10 The usual principle is that costs are awarded to the successful party in the litigation unless there is good reason to do otherwise. No good reason has been demonstrated in relation to any of the three applications before me as to why the successful party in each proceeding should not be awarded its costs. On that basis I will make orders in each application that Mr Singh pay the costs of the successful party.

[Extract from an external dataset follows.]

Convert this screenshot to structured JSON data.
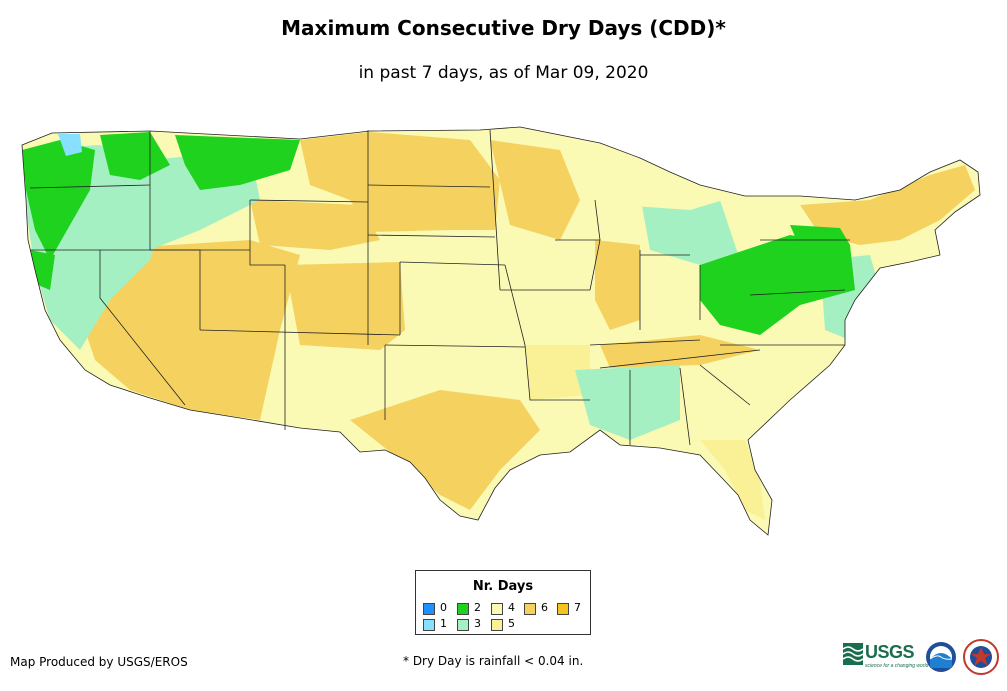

11 The Secretaries have applied for indemnity costs. Special circumstances must be demonstrated to support an order for indemnity costs. In my earlier reasons for judgment I recorded my determination that VID 234 of 2010 was instituted vexatiously. An order for indemnity costs is appropriate in that proceeding. I am not satisfied that an order for indemnity costs is appropriate in VID 265 of 2010. I am satisfied that if no leave to continue VID 1106 of 2010 were granted and that application were dismissed, indemnity costs should be ordered against Mr Singh. I will say more about that in a moment. I am so satisfied because, for the reasons I have already described, by that application, Mr Singh seeks to relitigate matters already finally determined. In addition, I note that on 2 December 2010 the Secretaries wrote to Mr Singh alerting him that unless he withdrew his application indemnity costs would be sought. Mr Singh did not withdraw the application.
12 I have in mind to make an order in VID 1106 of 2010 which would give Mr Singh an opportunity to seek leave to continue that proceeding and an opportunity for the Court to deal with any application so made. I propose to make orders today that will dismiss the proceeding with costs should any application for leave to continue that proceeding not be granted on or before 31 October 2011.
I certify that the preceding twelve (12) numbered paragraphs are a true copy of the Reasons for Judgment herein of the Honourable Justice Bromberg.